3 of 7 people found the following review helpful:
I would give this a 3.5 star rating , October 24, 2009
by maxporter (Philly)

Shade is gripping, creepy, and creative.

However, it gets repetitive after a while. To an extent, this helps build up the suspenseful environment because the actions that you performed a few turns ago don't work anymore. Everything goes more and more wrong... but I feel like the game could have been trimmed down a little in this respect.

I also found that the ending was a little bit anti-climatic. It was almost like the author was trying too hard to be profound and it ultimately became meaningless.

1 of 5 people found the following review helpful:
Dark and haunting, November 1, 2008
by WriterBob (Richmond Hill, Ontario)

Shade exemplifies the best aspects of Interactive Fiction. Shade was written in Inform without relying on any graphics or sound effects. Released in 2000, this game demonstrates the true potential of what IF can be. IF is more than tedious mazes and guessing verbs. IF is about exploring ideas and delivering experiences that cannot be presented in any other medium.

Take a look at other media for story telling. Shade could have been written as a traditional short story. However, it would not nearly have the impact that it has when it's an experience you personally participate in. What about a graphical adventure? Hunting around pointing and clicking on items in an attempt to trigger the next stage wouldn't deliver the same understanding. Without the written word, Shade as a graphical adventure would be meaningless. It is the prose and the interaction that makes IF a truly unique form for delivering profound experiences.

Shade delivers. It is the subtle dawning awareness that comes with the unfolding experience that has the biggest impact in this tale.

14 of 16 people found the following review helpful:
Competent and innovative, but not great, June 8, 2008
by Beekeeper
Related reviews: technique, plot

This short, stylized and evocative "in your apartment" game is carried by technical merit and an effective surprise turn in the plot(Spoiler - click to show) -- a bizarre and horrifying disintegration of reality which reminded me of Philip K. Dick's oeuvre (e.g. Ubik, Electric Ant).

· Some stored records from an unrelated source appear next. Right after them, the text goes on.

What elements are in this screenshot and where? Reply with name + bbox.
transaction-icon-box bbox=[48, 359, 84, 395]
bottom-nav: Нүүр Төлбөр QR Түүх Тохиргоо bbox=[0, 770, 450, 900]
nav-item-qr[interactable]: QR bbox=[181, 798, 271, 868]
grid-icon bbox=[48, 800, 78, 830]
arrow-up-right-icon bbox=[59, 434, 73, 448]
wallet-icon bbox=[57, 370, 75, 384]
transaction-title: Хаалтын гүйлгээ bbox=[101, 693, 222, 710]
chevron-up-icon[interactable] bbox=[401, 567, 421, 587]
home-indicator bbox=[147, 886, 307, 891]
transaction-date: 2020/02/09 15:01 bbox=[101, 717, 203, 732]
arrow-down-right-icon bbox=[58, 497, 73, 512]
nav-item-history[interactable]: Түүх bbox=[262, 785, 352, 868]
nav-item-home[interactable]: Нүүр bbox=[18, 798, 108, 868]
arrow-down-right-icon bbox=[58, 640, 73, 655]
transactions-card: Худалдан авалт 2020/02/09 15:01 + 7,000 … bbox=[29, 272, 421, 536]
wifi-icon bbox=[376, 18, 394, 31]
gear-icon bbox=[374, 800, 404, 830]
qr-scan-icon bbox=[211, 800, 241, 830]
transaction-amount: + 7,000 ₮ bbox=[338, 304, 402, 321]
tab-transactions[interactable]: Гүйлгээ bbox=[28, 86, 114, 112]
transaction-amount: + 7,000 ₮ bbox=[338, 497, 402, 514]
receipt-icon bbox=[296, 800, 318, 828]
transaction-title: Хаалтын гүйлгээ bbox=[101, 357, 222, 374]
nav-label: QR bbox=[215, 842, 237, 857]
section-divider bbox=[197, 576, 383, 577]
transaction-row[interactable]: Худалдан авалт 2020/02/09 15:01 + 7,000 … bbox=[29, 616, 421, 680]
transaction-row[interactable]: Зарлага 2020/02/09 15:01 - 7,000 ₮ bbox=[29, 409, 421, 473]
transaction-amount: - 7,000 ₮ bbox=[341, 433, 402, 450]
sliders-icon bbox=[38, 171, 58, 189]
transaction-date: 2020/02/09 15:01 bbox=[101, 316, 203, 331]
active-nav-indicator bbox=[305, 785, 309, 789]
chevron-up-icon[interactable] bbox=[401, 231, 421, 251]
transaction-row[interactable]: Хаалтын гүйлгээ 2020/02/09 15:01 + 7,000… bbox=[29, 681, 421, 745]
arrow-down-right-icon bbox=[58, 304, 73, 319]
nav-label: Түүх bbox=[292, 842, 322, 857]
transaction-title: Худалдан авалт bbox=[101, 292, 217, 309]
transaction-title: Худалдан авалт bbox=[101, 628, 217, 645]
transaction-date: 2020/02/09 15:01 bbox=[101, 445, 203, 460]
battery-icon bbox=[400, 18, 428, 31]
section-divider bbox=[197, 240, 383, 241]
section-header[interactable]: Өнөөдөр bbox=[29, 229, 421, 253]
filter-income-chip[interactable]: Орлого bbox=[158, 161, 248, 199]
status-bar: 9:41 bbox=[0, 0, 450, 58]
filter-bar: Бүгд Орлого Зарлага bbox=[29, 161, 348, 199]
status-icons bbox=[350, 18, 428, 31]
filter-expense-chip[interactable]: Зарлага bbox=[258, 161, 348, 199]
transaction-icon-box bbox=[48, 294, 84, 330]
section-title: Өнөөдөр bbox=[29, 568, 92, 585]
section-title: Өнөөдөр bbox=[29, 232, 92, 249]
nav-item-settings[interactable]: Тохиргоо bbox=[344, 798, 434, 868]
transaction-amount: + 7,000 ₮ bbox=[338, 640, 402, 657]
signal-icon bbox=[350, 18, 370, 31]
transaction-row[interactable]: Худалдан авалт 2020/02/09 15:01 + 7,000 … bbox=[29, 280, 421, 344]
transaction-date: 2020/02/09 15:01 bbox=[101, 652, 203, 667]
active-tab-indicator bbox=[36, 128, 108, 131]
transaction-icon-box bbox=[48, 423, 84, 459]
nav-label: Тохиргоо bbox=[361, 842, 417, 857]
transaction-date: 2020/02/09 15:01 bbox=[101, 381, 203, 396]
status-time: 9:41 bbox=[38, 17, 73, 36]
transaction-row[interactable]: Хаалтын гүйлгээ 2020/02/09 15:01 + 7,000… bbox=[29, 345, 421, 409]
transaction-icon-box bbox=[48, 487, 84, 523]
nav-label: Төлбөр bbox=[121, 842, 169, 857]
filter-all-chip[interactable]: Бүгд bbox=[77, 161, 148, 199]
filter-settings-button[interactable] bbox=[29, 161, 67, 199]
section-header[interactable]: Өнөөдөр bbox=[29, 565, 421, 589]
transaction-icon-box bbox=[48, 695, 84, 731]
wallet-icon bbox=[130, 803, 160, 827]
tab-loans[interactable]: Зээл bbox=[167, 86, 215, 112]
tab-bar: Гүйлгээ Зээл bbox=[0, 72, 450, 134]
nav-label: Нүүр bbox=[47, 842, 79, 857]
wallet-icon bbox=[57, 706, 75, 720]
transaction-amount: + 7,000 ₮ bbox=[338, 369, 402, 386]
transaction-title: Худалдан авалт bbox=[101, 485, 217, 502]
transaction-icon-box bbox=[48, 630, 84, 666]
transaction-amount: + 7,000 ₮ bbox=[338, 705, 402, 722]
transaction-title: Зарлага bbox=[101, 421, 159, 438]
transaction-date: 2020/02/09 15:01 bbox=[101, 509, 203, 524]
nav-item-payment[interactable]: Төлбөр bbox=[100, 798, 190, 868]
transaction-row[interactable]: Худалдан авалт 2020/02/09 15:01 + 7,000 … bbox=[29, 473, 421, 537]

Shade is, however, marred by a few superficial defects. Being constrained to the apartment and an inexorably linear plot contributes to the game's feeling of airless claustrophobia, making it easy to excuse its minimal setting and choices. Gameplay generally flows well and is polite to the player; I only got stuck a few times, briefly, and never irreparably. But when I did get stuck, advancing the plot was often tedious, requiring systematic sweeps of the apartment to find the next trigger. For me, this compromised the effectiveness of the work by slowing the pace and focusing my attention on the manipulation of the parser.

I also felt that Shade would have been more effective and satisfying if the surreal plot, and particularly the ending, had sustained explanation more clearly than it did. As it stood, the events seemed arbitrary most of the way through, and I came away feeling that a lot of technical ability and conceptual cleverness had been deployed for no very compelling narrative purpose.

For me, the game's principal virtue was to demonstrate innovative tricks in the medium. But I think it is likely that readers' tastes will differ. Fans of mind games and psychological horror will find the game worthwhile for its craftsmanship and verve - and, in any case, Shade is so short and widely admired that most readers will find it worthwhile.

2 of 8 people found the following review helpful:
Expanding the definition of a one-room game., November 7, 2007
by Kake (London, England)
Related reviews: Andrew Plotkin, ****

I'll say first off that one of the things I liked about this game is that it never puts you in an unwinnable position (there should be a tag for this, but I'm not sure what to call it); and I'm glad that other reviews told me this, because it made it easier to immerse myself into the mindset of the story.

The tension-building is well-timed, as are the hints - I never felt as though I was off the hook for a moment, and I never felt overly frustrated. I did find the ending slightly confusing; I'll give it another go some time to see if I can make it make more sense.